A good candidate for surgery is a patient who is relatively healthy and has realistic expectations for post-operative outcomes. The breast shape that you start with determines the shape that you end up with after the implants have been removed. A breast lift may be necessary to return the nipple to a better position and for a better breast contour.
It is also strongly advised that you be a non-smoker at the time of surgery. If you are a smoker we recommend you quit smoking at least 3 months prior to surgery as nicotine can interfere with blood supply and potentially cause complications with healing after surgery.
Breast implant illness and en bloc capsulectomy are two buzzwords that have recently been tied together by the internet. An en bloc capsulectomy is a complete removal of the capsule as one piece. However, this requires more scarring for the patient and potential damage to the chest wall depending on how attached the capsule is to the chest wall. Sometimes this may not be the best option for the patient.
Breast implant illness (BII) is a term that some women and doctors use to refer to a wide range of symptoms that can develop after undergoing reconstruction or cosmetic augmentation with breast implants. BII can occur with any type of breast implant.

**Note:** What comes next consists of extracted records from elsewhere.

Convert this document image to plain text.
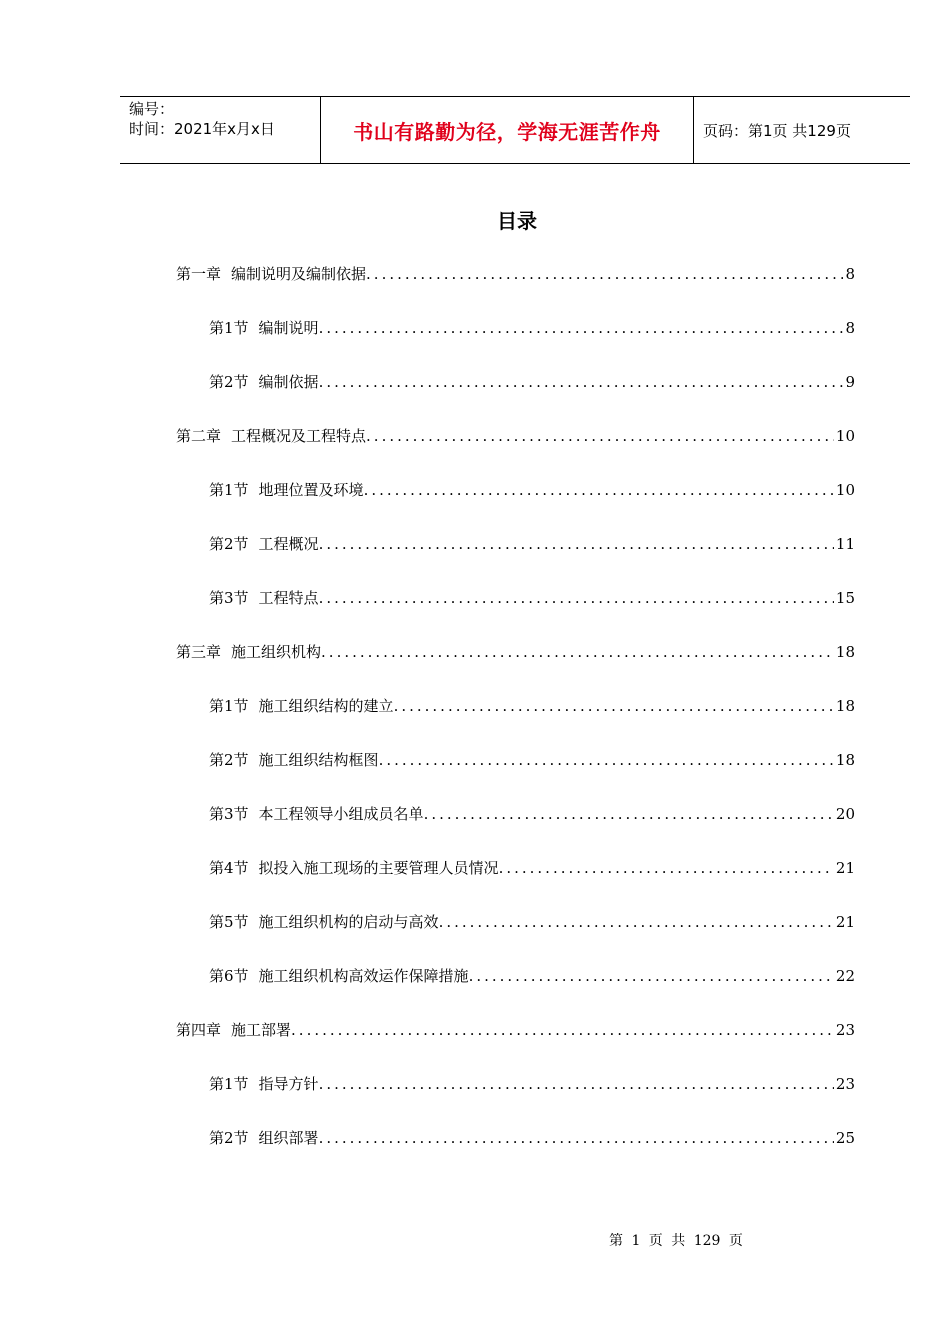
编号：
时间：2021年x月x日	书山有路勤为径，学海无涯苦作舟	页码：第1页 共129页
目录
第一章 编制说明及编制依据 .....	8
第1节 编制说明 .....	8
第2节 编制依据 .....	9
第二章 工程概况及工程特点 .....	10
第1节 地理位置及环境 .....	10
第2节 工程概况 .....	11
第3节 工程特点 .....	15
第三章 施工组织机构 .....	18
第1节 施工组织结构的建立 .....	18
第2节 施工组织结构框图 .....	18
第3节 本工程领导小组成员名单 .....	20
第4节 拟投入施工现场的主要管理人员情况 .....	21
第5节 施工组织机构的启动与高效 .....	21
第6节 施工组织机构高效运作保障措施 .....	22
第四章 施工部署 .....	23
第1节 指导方针 .....	23
第2节 组织部署 .....	25
第 1 页 共 129 页
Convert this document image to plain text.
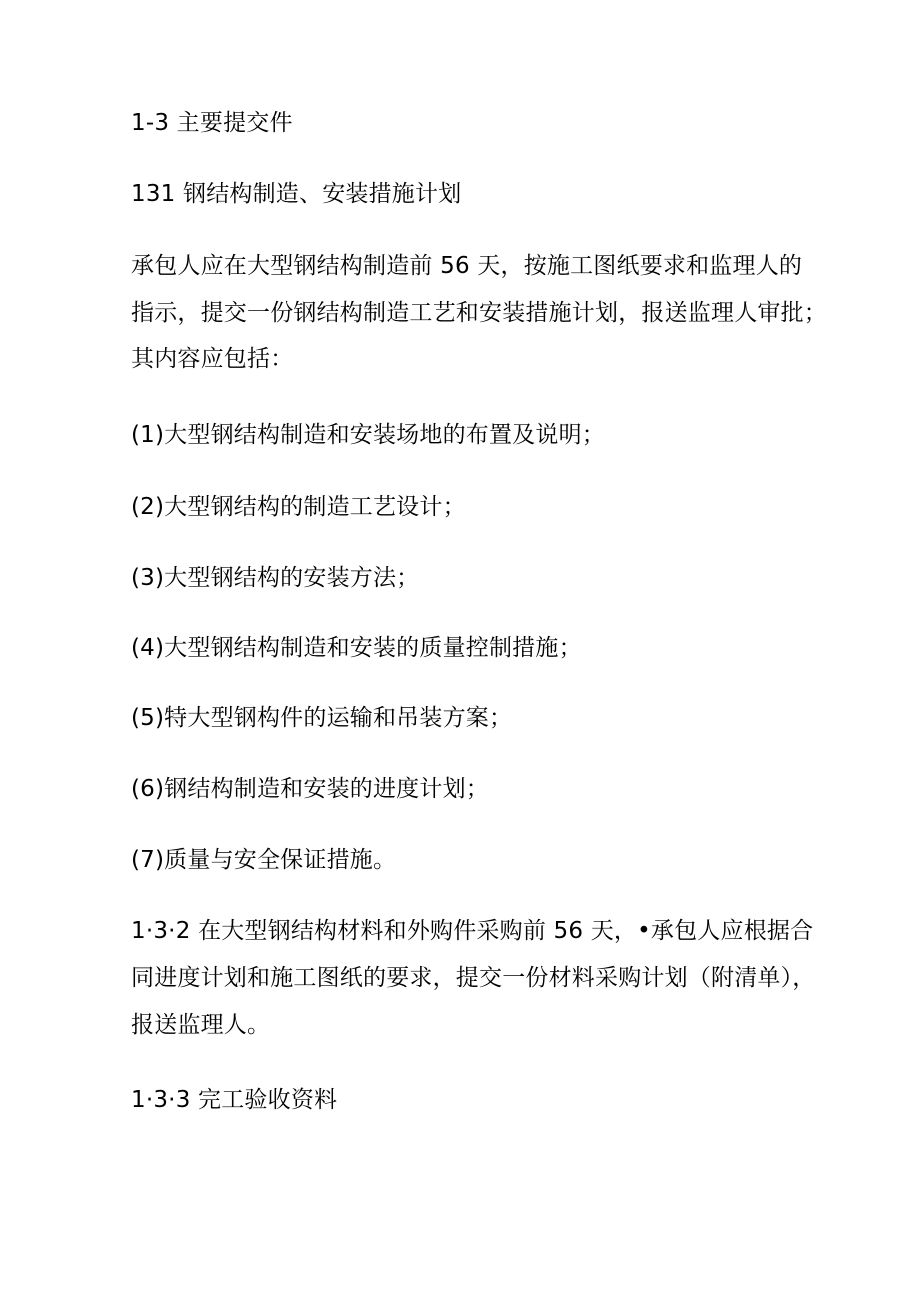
1-3 主要提交件
131 钢结构制造、安装措施计划
承包人应在大型钢结构制造前 56 天，按施工图纸要求和监理人的
指示，提交一份钢结构制造工艺和安装措施计划，报送监理人审批；
其内容应包括：
(1)大型钢结构制造和安装场地的布置及说明；
(2)大型钢结构的制造工艺设计；
(3)大型钢结构的安装方法；
(4)大型钢结构制造和安装的质量控制措施；
(5)特大型钢构件的运输和吊装方案；
(6)钢结构制造和安装的进度计划；
(7)质量与安全保证措施。
1·3·2 在大型钢结构材料和外购件采购前 56 天，•承包人应根据合
同进度计划和施工图纸的要求，提交一份材料采购计划（附清单），
报送监理人。
1·3·3 完工验收资料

BII is poorly understood, and experienced differently by patients. If you are concerned, it is best to speak with a healthcare professional for more information.

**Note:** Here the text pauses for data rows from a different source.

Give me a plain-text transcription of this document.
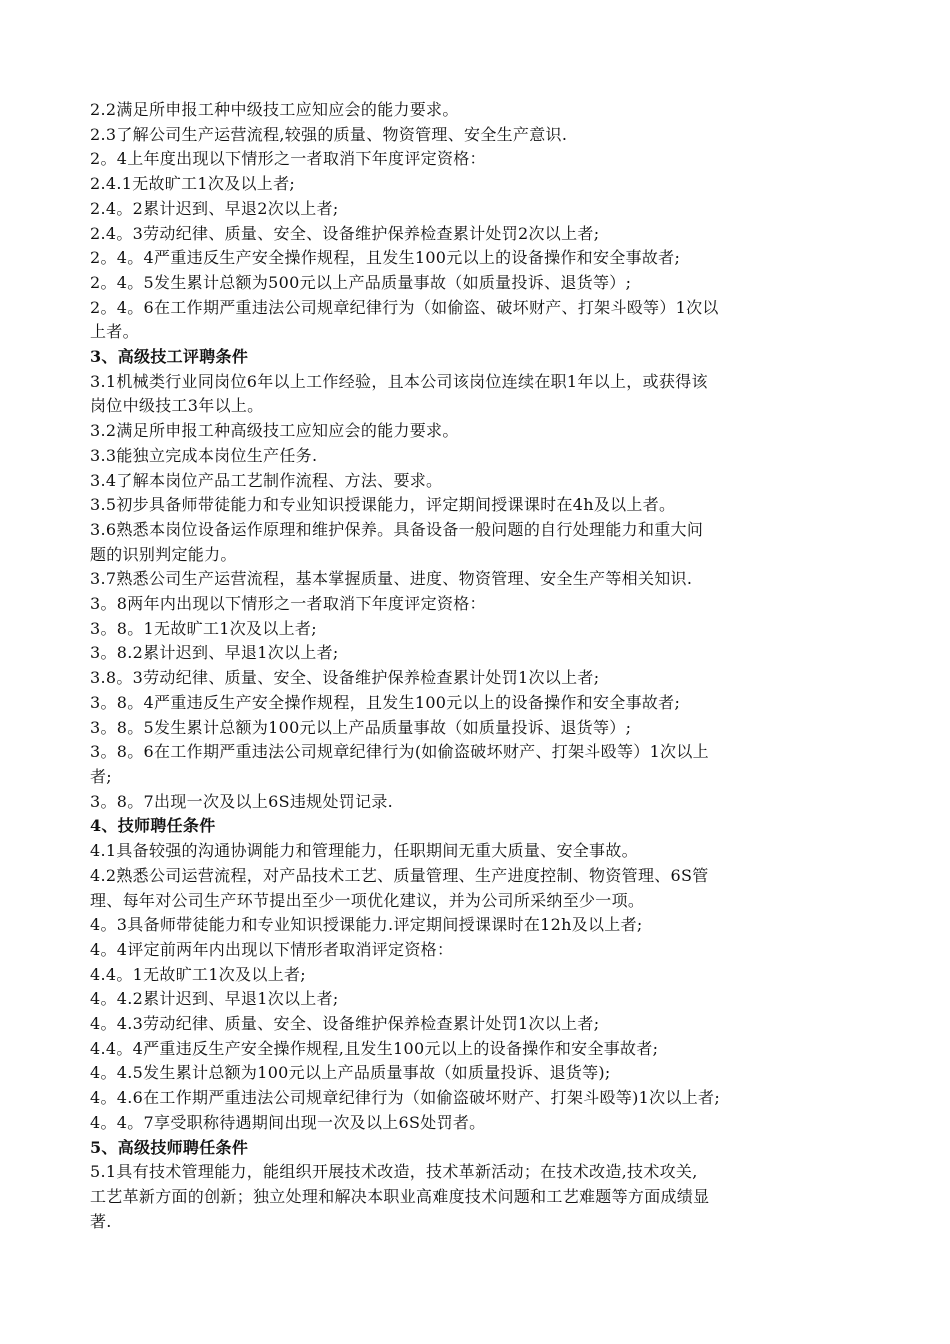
2.2满足所申报工种中级技工应知应会的能力要求。
2.3了解公司生产运营流程,较强的质量、物资管理、安全生产意识.
2。4上年度出现以下情形之一者取消下年度评定资格：
2.4.1无故旷工1次及以上者;
2.4。2累计迟到、早退2次以上者;
2.4。3劳动纪律、质量、安全、设备维护保养检查累计处罚2次以上者;
2。4。4严重违反生产安全操作规程，且发生100元以上的设备操作和安全事故者;
2。4。5发生累计总额为500元以上产品质量事故（如质量投诉、退货等）;
2。4。6在工作期严重违法公司规章纪律行为（如偷盗、破坏财产、打架斗殴等）1次以
上者。
3、高级技工评聘条件
3.1机械类行业同岗位6年以上工作经验，且本公司该岗位连续在职1年以上，或获得该
岗位中级技工3年以上。
3.2满足所申报工种高级技工应知应会的能力要求。
3.3能独立完成本岗位生产任务.
3.4了解本岗位产品工艺制作流程、方法、要求。
3.5初步具备师带徒能力和专业知识授课能力，评定期间授课课时在4h及以上者。
3.6熟悉本岗位设备运作原理和维护保养。具备设备一般问题的自行处理能力和重大问
题的识别判定能力。
3.7熟悉公司生产运营流程，基本掌握质量、进度、物资管理、安全生产等相关知识.
3。8两年内出现以下情形之一者取消下年度评定资格：
3。8。1无故旷工1次及以上者;
3。8.2累计迟到、早退1次以上者;
3.8。3劳动纪律、质量、安全、设备维护保养检查累计处罚1次以上者;
3。8。4严重违反生产安全操作规程，且发生100元以上的设备操作和安全事故者;
3。8。5发生累计总额为100元以上产品质量事故（如质量投诉、退货等）;
3。8。6在工作期严重违法公司规章纪律行为(如偷盗破坏财产、打架斗殴等）1次以上
者;
3。8。7出现一次及以上6S违规处罚记录.
4、技师聘任条件
4.1具备较强的沟通协调能力和管理能力，任职期间无重大质量、安全事故。
4.2熟悉公司运营流程，对产品技术工艺、质量管理、生产进度控制、物资管理、6S管
理、每年对公司生产环节提出至少一项优化建议，并为公司所采纳至少一项。
4。3具备师带徒能力和专业知识授课能力.评定期间授课课时在12h及以上者;
4。4评定前两年内出现以下情形者取消评定资格：
4.4。1无故旷工1次及以上者;
4。4.2累计迟到、早退1次以上者;
4。4.3劳动纪律、质量、安全、设备维护保养检查累计处罚1次以上者;
4.4。4严重违反生产安全操作规程,且发生100元以上的设备操作和安全事故者;
4。4.5发生累计总额为100元以上产品质量事故（如质量投诉、退货等);
4。4.6在工作期严重违法公司规章纪律行为（如偷盗破坏财产、打架斗殴等)1次以上者;
4。4。7享受职称待遇期间出现一次及以上6S处罚者。
5、高级技师聘任条件
5.1具有技术管理能力，能组织开展技术改造，技术革新活动；在技术改造,技术攻关,
工艺革新方面的创新；独立处理和解决本职业高难度技术问题和工艺难题等方面成绩显
著.
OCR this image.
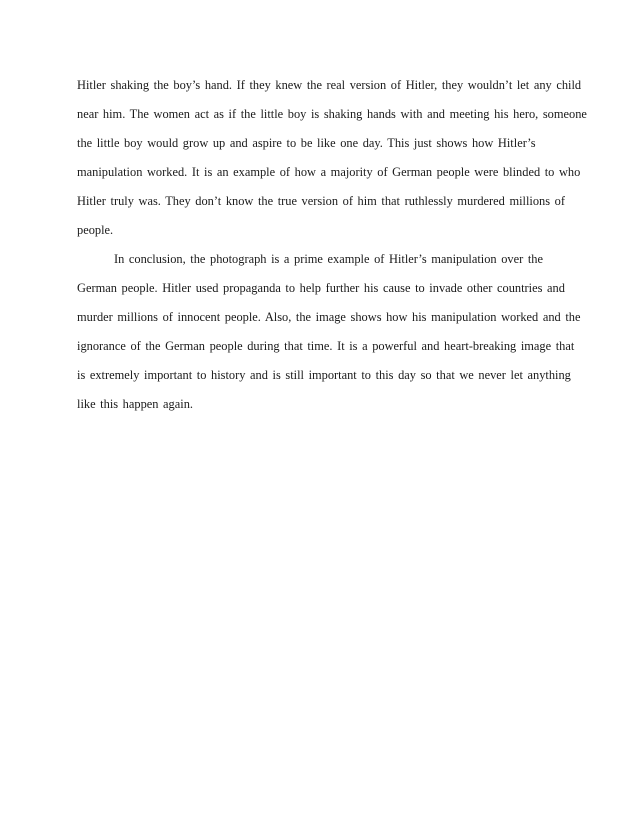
Hitler shaking the boy’s hand. If they knew the real version of Hitler, they wouldn’t let any child
near him. The women act as if the little boy is shaking hands with and meeting his hero, someone
the little boy would grow up and aspire to be like one day. This just shows how Hitler’s
manipulation worked. It is an example of how a majority of German people were blinded to who
Hitler truly was. They don’t know the true version of him that ruthlessly murdered millions of
people.
In conclusion, the photograph is a prime example of Hitler’s manipulation over the
German people. Hitler used propaganda to help further his cause to invade other countries and
murder millions of innocent people. Also, the image shows how his manipulation worked and the
ignorance of the German people during that time. It is a powerful and heart-breaking image that
is extremely important to history and is still important to this day so that we never let anything
like this happen again.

On July 24, 2019, Allergan announced a voluntary worldwide withdrawal of unused stock of BIOCELL® textured breast implants and tissue expanders from doctors’ offices and hospitals, and a suspension of any future sales which is part of the voluntary recall of BIOCELL® textured breast implants and tissue expanders. This was done in response to concern around a condition known as BIA-ALCL.

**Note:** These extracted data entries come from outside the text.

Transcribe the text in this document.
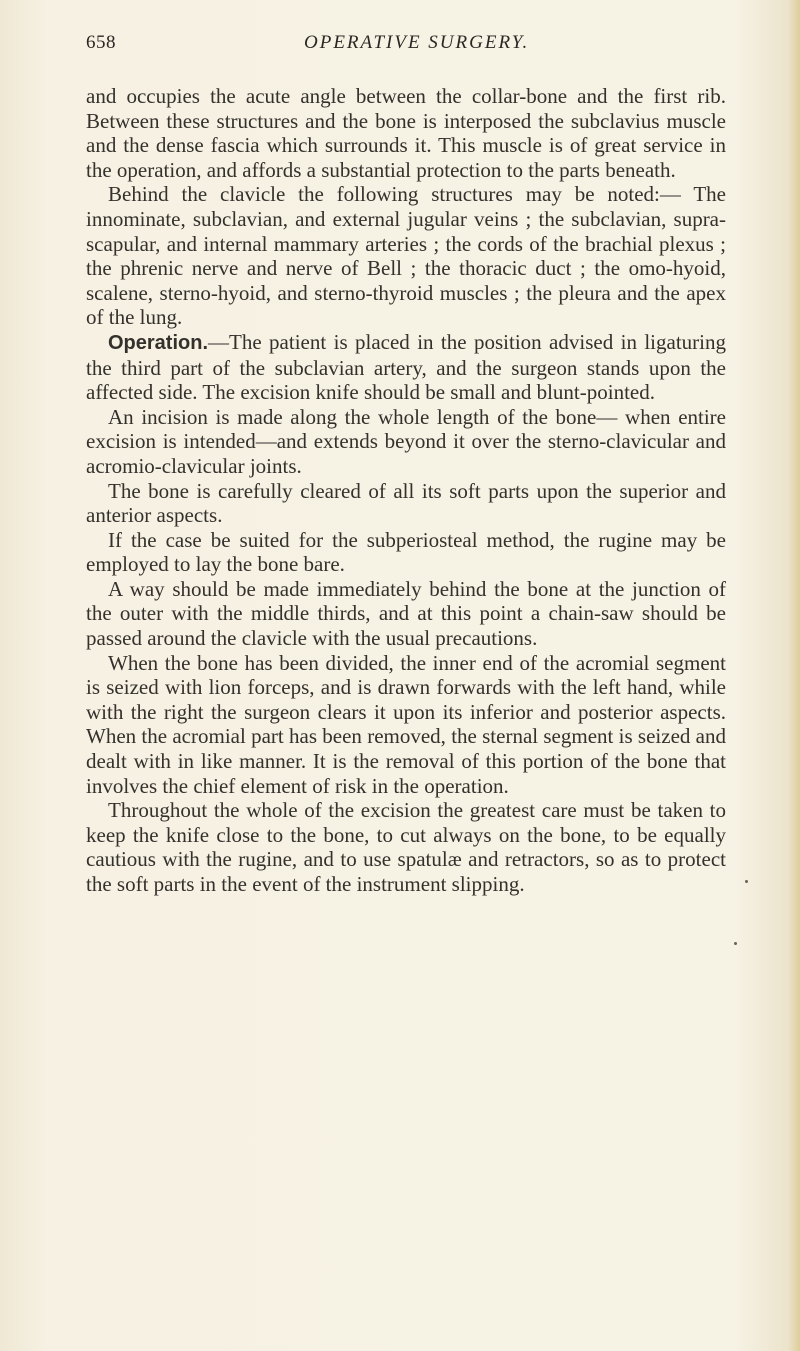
658	OPERATIVE SURGERY.

and occupies the acute angle between the collar-bone and the first rib. Between these structures and the bone is interposed the subclavius muscle and the dense fascia which surrounds it. This muscle is of great service in the operation, and affords a substantial protection to the parts beneath.

Behind the clavicle the following structures may be noted:— The innominate, subclavian, and external jugular veins ; the subclavian, supra-scapular, and internal mammary arteries ; the cords of the brachial plexus ; the phrenic nerve and nerve of Bell ; the thoracic duct ; the omo-hyoid, scalene, sterno-hyoid, and sterno-thyroid muscles ; the pleura and the apex of the lung.

Operation.—The patient is placed in the position advised in ligaturing the third part of the subclavian artery, and the surgeon stands upon the affected side. The excision knife should be small and blunt-pointed.

An incision is made along the whole length of the bone— when entire excision is intended—and extends beyond it over the sterno-clavicular and acromio-clavicular joints.

The bone is carefully cleared of all its soft parts upon the superior and anterior aspects.

If the case be suited for the subperiosteal method, the rugine may be employed to lay the bone bare.

A way should be made immediately behind the bone at the junction of the outer with the middle thirds, and at this point a chain-saw should be passed around the clavicle with the usual precautions.

When the bone has been divided, the inner end of the acromial segment is seized with lion forceps, and is drawn forwards with the left hand, while with the right the surgeon clears it upon its inferior and posterior aspects. When the acromial part has been removed, the sternal segment is seized and dealt with in like manner. It is the removal of this portion of the bone that involves the chief element of risk in the operation.

Throughout the whole of the excision the greatest care must be taken to keep the knife close to the bone, to cut always on the bone, to be equally cautious with the rugine, and to use spatulæ and retractors, so as to protect the soft parts in the event of the instrument slipping.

BIA-ALCL is not breast cancer - but rather, it is a type of non-Hodgkin's lymphoma (cancer of the immune system). In most cases, BIA-ALCL is found in the scar tissue and fluid near the breast implant, but in some cases, it can spread throughout the body.
At this time, the overall incidence of developing BIA-ALCL is considered to be low (occurring in less than 0.03% of patients with BIOCELL® textured breast implants); however, a BIA-ALCL diagnosis is serious and can lead to death, especially if not diagnosed early or promptly treated. In most patients, BIA-ALCL is treated successfully with surgery to remove the implant and the scar tissue surrounding the implant; however, some patients may require treatment with chemotherapy and/or radiation therapy
BIA-ALCL symptoms include breast enlargement or hardening, persistent pain, lump in the breast or armpit, or a large fluid collection surrounding an implant. These symptoms have been reported between 6 months and 26 years after implant placement, and are typically diagnosed an average of 7 to 9 years after implant placement. BIA-ALCL is highly curable if detected early. Prompt diagnosis is key. BIA-ALCL occurs most frequently in patients who have breast implants with textured surfaces. This is a cancer of the immune system, not a type of breast cancer. The current lifetime risk of BIA-ALCL is estimated to be 1:2,207-1:86,029 for women with textured implants based upon current confirmed cases and textured implant sales data over the past two decades.